The city’s daily concerto called to Mickey Mooney. Enough of creation for one day, time to go out and experience life! Time to shake off the

That was where Terry had left off. He always stopped writing at noon on the dot, even if he was in the middle of a sentence, or, for that matter at the beginning or ending of one.

“So, what do you think, Araminta?”

“I think it’s marvelous,” said Araminta, as usual. After all, what did she know about what she called boy novels? “Simply marvelous. Is anything going to happen with Annabella?”

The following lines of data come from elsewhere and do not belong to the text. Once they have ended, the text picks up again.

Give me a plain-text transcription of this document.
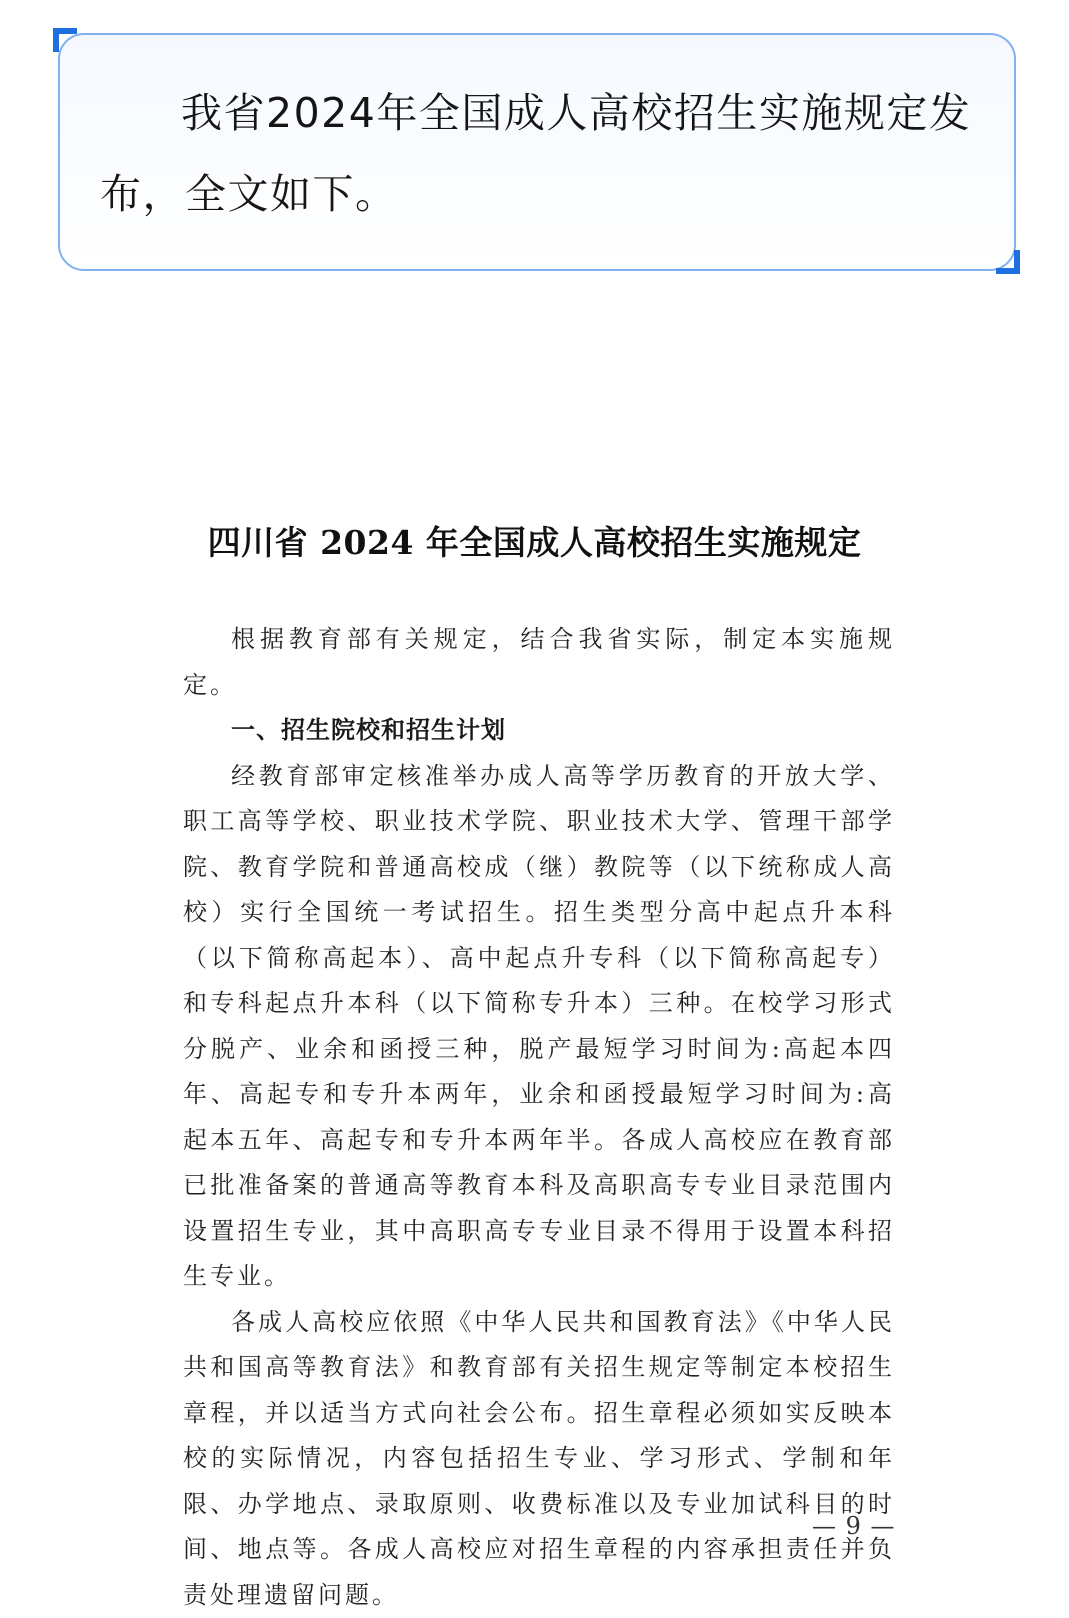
我省2024年全国成人高校招生实施规定发布，全文如下。

四川省 2024 年全国成人高校招生实施规定

根据教育部有关规定，结合我省实际，制定本实施规定。

一、招生院校和招生计划

经教育部审定核准举办成人高等学历教育的开放大学、职工高等学校、职业技术学院、职业技术大学、管理干部学院、教育学院和普通高校成（继）教院等（以下统称成人高校）实行全国统一考试招生。招生类型分高中起点升本科（以下简称高起本）、高中起点升专科（以下简称高起专）和专科起点升本科（以下简称专升本）三种。在校学习形式分脱产、业余和函授三种，脱产最短学习时间为:高起本四年、高起专和专升本两年，业余和函授最短学习时间为:高起本五年、高起专和专升本两年半。各成人高校应在教育部已批准备案的普通高等教育本科及高职高专专业目录范围内设置招生专业，其中高职高专专业目录不得用于设置本科招生专业。

各成人高校应依照《中华人民共和国教育法》《中华人民共和国高等教育法》和教育部有关招生规定等制定本校招生章程，并以适当方式向社会公布。招生章程必须如实反映本校的实际情况，内容包括招生专业、学习形式、学制和年限、办学地点、录取原则、收费标准以及专业加试科目的时间、地点等。各成人高校应对招生章程的内容承担责任并负责处理遗留问题。

— 9 —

Annabella was the presumable “love interest” in Terry’s novel, a bohemian lass who lived in the same building as Terry’s hero Jerry Hooley and who was writing a cycle of poems called Sappho, My Sappho.

“I honestly have no idea,” said Terry. “You know me, I have to go where my characters take me. However, I suspect that there might be something dramatic in store with Melpomene.”

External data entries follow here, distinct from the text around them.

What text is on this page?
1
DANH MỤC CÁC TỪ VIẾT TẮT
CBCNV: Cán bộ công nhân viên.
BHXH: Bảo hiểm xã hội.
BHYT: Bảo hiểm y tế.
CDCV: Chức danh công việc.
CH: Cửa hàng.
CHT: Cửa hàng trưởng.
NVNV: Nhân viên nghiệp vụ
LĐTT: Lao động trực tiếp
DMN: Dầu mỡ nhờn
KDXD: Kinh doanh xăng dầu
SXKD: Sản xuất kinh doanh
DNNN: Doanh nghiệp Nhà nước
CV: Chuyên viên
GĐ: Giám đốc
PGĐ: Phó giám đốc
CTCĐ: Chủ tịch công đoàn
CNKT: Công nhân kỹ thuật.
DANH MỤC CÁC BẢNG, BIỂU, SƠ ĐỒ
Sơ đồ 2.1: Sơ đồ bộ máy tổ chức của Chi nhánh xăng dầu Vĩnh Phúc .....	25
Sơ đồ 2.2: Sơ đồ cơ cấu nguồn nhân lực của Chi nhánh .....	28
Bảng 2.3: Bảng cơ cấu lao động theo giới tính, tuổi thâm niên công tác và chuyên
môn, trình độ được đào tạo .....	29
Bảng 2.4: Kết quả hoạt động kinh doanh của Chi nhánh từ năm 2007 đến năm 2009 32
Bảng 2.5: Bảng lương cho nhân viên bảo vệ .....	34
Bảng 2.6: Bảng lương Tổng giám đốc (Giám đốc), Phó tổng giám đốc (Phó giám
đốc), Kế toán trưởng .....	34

Melpomene, a girl playwright, was the love interest of Mickey Mooney, the hero of the novel (Moon Over the Bowery) that Jerry Hooley (and, actually, Terry) was writing.

“Perhaps,” said Araminta, “and only perhaps, mind you, the development of Mickey and Melpomene’s relationship could mirror the same in Jerry and Annabella’s.”

Terry paused before answering. He lighted up another Camel.

“Wow,” he said, finally. “That could really be a swell idea!”

“It’s a thousand pages you’ve got there so far,” said Araminta. “I know you must follow your own artistic impulses, but maybe it’s time for a little, you know, I hate to use the word.”

“What?” said Terry.

“But I hate to use the word. It’s so crude.”

“What word?”

“I just told you I hate to use it.”

“Oh, I’m sorry. But could you give me maybe a synonym? Or what do you call it when you use a nicer word for a harsh word or phrase?”


“Yeah, that’s it.”

“Oh, hang it all, Terence, the word I mean is sex. There, I’ve said it, full speed ahead and darn the torpedoes. Sex.”


“Yes. Now please don’t say it again.”

“I promise not to.”


Yes, perhaps Araminta was right. Maybe a thousand pages was a little too long to go without, well, Terry didn’t even want to think the word, so careful was he not to offend Araminta by even thinking of a word she found offensive.

“But I could be wrong,” said Araminta, and she took out one of her Viceroys. She waited while Terry scrabbled up his matches and gave her a light. “And after all, look at my own novel.” She brushed her long red-painted fingernails over the cover of the large leather-bound notebook that contained the latest pages of her own work in progress (provisional title: The Womb of the City). “I’ve been working on this thing for almost a year, and Azalea {the heroine of Araminta’s novel} hasn’t even been kissed by a man yet!”

“But,” said Terry.


“But –”

“Go on.”

“Well, please don’t be offended.”

“Damn it, Terence, stop beating about the bush. Out with it.”

“I thought Azalea was a, you know, I hope you won’t be offended if I say the word.”

“How can I know if I’ll be offended if you don’t say it.”

“You promise not to be?”

“I make no such promise. Now say it.”



“I thought Azalea was a lesbian.”

“You thought Azalea was a dyke?”

“Well, not definitely, but, you know, she went to a women’s college, and –”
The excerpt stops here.